Depuis janvier 2020, Hélène Valade est directrice développement environnement chez LVMH. Diplômée de l’Institut d’études politiques de Paris, elle est également détentrice d’une maîtrise de sciences politiques et d’un DEA d’histoire contemporaine.

Elle a débuté sa carrière en 1991 au sein de sociétés de sondages et a successivement dirigé le département Opinion publique de l’Ifop, puis le Pôle Opinion de TNS Sofres.

Elle rejoint le groupe Suez environnement en 2005, en tant que directrice du développement durable de la Lyonnaise des eaux. En 2008, elle prend également en charge la déontologie et la prospective. De 2014 à décembre 2019, elle est directrice du développement durable de Suez.

Cofondatrice du Collège des directeurs du développement durable (C3D) en 2007, elle en a été la présidente à partir de 2009 et en est vice-présidente actuellement. Depuis 2015, elle est administratrice de l’Observatoire de la responsabilité sociétale des entreprises (Orse) et depuis juin 2018, présidente de l’Orse.

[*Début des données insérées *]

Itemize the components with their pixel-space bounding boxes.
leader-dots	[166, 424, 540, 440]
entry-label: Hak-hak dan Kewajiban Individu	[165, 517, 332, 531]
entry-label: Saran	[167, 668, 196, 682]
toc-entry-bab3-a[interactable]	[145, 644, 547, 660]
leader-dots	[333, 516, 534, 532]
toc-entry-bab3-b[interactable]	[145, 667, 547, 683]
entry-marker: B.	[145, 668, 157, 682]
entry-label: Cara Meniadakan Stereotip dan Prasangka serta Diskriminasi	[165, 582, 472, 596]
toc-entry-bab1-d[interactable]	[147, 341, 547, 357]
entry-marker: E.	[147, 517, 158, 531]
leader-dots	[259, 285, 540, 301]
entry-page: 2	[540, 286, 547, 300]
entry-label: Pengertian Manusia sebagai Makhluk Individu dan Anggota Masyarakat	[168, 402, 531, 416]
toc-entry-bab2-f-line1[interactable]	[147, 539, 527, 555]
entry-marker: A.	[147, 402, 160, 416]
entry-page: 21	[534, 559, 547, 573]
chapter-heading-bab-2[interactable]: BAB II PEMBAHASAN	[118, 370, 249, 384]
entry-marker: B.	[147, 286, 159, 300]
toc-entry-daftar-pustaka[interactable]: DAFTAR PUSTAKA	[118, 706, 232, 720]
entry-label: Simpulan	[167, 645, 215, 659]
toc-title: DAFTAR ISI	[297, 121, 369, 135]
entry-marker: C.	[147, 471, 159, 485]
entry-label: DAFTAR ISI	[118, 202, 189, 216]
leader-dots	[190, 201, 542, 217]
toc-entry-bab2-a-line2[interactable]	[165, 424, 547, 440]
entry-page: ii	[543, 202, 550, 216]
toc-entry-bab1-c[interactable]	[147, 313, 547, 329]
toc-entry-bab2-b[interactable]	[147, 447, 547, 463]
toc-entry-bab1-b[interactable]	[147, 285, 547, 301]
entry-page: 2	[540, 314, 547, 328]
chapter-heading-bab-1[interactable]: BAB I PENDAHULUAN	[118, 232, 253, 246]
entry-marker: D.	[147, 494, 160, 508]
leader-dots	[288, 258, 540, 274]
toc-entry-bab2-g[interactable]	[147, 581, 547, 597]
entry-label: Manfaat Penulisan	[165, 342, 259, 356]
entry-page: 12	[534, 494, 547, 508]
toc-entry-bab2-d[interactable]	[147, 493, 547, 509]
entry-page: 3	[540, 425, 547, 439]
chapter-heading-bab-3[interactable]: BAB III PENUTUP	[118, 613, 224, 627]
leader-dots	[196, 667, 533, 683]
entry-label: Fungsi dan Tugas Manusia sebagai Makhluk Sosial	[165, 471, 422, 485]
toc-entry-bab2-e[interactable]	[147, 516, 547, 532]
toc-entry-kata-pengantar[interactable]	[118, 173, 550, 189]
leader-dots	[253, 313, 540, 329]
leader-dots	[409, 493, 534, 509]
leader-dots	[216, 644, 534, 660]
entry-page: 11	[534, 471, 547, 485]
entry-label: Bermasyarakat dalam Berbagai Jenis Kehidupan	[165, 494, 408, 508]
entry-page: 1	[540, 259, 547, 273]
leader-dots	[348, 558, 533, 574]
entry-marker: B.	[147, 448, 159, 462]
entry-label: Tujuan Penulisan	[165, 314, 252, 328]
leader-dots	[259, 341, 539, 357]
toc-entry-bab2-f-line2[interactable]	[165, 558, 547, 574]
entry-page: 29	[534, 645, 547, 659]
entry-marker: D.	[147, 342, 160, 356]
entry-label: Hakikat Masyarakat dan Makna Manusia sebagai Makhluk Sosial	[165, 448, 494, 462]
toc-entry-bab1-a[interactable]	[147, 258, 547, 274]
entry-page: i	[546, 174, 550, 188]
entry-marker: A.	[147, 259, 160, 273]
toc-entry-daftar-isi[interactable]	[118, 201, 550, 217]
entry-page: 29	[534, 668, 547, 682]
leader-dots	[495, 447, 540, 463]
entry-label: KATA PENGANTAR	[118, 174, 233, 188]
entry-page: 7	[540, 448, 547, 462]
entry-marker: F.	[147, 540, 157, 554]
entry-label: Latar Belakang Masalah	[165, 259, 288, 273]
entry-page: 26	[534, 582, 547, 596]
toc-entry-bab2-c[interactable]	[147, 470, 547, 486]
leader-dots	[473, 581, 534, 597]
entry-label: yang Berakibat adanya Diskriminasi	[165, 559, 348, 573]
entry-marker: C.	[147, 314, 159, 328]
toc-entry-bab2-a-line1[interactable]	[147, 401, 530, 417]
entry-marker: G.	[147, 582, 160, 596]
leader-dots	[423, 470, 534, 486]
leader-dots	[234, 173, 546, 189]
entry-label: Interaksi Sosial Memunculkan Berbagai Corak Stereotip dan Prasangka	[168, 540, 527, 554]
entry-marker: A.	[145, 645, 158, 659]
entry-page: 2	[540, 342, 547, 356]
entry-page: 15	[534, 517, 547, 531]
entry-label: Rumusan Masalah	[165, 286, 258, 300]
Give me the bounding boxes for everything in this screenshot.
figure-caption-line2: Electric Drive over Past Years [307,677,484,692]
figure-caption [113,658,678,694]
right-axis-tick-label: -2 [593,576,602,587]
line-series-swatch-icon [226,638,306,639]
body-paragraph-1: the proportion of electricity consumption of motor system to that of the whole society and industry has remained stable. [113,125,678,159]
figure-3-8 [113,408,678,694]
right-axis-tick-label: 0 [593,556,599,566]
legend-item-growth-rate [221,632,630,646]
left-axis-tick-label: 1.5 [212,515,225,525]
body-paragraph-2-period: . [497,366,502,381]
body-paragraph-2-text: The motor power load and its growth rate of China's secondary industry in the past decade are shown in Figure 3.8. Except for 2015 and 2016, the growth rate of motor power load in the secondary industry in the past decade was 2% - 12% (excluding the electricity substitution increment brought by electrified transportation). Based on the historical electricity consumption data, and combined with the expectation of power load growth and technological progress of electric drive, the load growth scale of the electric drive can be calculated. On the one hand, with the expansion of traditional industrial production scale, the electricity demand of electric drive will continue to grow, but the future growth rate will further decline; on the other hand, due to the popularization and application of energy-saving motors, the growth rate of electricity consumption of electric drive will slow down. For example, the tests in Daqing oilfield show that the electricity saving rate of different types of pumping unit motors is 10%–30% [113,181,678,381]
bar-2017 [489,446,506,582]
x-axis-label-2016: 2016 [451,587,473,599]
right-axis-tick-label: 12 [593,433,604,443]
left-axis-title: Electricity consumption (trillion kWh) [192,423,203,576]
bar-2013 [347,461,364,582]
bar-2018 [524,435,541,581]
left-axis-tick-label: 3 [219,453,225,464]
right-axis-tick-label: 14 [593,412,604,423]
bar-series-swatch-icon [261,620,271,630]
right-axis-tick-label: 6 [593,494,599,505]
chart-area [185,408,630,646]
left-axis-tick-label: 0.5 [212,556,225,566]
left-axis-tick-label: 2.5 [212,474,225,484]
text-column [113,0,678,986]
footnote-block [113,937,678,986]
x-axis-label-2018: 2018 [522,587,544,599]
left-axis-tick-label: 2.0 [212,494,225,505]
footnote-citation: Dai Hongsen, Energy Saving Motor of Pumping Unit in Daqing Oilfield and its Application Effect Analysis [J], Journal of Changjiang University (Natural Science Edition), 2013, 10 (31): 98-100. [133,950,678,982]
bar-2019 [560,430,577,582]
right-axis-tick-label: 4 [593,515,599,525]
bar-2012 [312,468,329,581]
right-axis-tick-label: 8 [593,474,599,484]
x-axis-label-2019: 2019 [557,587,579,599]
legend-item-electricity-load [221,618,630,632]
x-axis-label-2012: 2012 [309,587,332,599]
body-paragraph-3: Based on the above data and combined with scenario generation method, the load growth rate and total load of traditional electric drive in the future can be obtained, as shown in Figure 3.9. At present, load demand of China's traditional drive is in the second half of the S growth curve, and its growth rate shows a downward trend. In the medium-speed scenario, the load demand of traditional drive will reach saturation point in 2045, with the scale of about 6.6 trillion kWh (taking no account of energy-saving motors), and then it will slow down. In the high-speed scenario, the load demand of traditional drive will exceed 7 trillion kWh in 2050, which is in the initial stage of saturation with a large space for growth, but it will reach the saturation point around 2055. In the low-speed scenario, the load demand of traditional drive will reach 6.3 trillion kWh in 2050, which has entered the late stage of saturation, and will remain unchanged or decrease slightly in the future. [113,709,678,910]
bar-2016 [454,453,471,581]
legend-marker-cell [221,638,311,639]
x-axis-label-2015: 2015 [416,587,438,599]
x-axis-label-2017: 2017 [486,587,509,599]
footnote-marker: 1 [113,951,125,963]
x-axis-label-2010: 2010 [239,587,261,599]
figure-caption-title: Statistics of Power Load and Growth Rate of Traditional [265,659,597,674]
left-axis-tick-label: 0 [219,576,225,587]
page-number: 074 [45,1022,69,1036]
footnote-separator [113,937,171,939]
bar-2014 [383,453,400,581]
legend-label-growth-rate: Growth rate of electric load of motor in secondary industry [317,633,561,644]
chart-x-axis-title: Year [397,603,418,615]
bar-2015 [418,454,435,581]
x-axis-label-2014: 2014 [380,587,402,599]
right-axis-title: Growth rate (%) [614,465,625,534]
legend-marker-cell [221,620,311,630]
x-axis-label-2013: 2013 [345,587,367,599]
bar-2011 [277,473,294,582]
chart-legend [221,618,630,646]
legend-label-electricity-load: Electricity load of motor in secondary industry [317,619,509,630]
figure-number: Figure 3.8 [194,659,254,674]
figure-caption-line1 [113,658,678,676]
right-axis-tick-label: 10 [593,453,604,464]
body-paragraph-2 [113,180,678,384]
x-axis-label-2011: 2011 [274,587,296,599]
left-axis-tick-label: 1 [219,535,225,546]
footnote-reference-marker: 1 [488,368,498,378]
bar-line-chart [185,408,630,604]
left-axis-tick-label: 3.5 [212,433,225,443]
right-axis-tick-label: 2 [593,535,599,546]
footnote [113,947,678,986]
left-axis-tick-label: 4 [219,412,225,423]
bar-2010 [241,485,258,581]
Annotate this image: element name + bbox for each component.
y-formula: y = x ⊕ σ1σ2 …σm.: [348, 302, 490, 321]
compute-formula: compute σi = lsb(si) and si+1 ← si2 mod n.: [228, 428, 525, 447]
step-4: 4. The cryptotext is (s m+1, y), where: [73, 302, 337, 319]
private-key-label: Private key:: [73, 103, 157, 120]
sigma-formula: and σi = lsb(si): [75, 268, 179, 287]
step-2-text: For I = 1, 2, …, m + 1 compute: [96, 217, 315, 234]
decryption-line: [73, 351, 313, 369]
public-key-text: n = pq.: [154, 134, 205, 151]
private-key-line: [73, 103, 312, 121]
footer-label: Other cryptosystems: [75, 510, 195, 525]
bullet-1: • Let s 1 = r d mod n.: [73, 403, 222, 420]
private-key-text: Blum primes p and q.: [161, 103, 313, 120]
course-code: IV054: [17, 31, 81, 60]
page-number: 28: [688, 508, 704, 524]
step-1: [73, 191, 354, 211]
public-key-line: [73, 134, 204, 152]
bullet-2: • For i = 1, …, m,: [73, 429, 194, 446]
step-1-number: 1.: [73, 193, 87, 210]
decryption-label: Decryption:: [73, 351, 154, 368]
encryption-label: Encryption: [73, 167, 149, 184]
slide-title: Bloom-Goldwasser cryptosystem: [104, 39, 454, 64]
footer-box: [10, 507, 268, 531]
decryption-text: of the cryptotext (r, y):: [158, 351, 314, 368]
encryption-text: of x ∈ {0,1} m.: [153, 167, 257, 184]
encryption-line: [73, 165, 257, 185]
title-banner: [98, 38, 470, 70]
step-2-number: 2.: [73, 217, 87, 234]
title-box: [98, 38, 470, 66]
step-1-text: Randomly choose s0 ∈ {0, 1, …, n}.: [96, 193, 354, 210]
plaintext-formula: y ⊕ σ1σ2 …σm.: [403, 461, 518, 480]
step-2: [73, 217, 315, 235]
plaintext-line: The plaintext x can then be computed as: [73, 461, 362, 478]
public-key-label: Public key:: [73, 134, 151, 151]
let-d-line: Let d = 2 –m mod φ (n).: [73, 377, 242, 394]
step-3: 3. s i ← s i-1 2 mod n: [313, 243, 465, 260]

Elle a par ailleurs présidé la plateforme RSE de France Stratégie entre 2016 et 2017.

En reconfigurant les rôles des acteurs privés et publics, la crise sanitaire ouvre la voie à des actions en matière de RSE toujours plus soutenues dans les entreprises, afin d’entretenir leur capital d’utilité publique, sociétale et environnementale.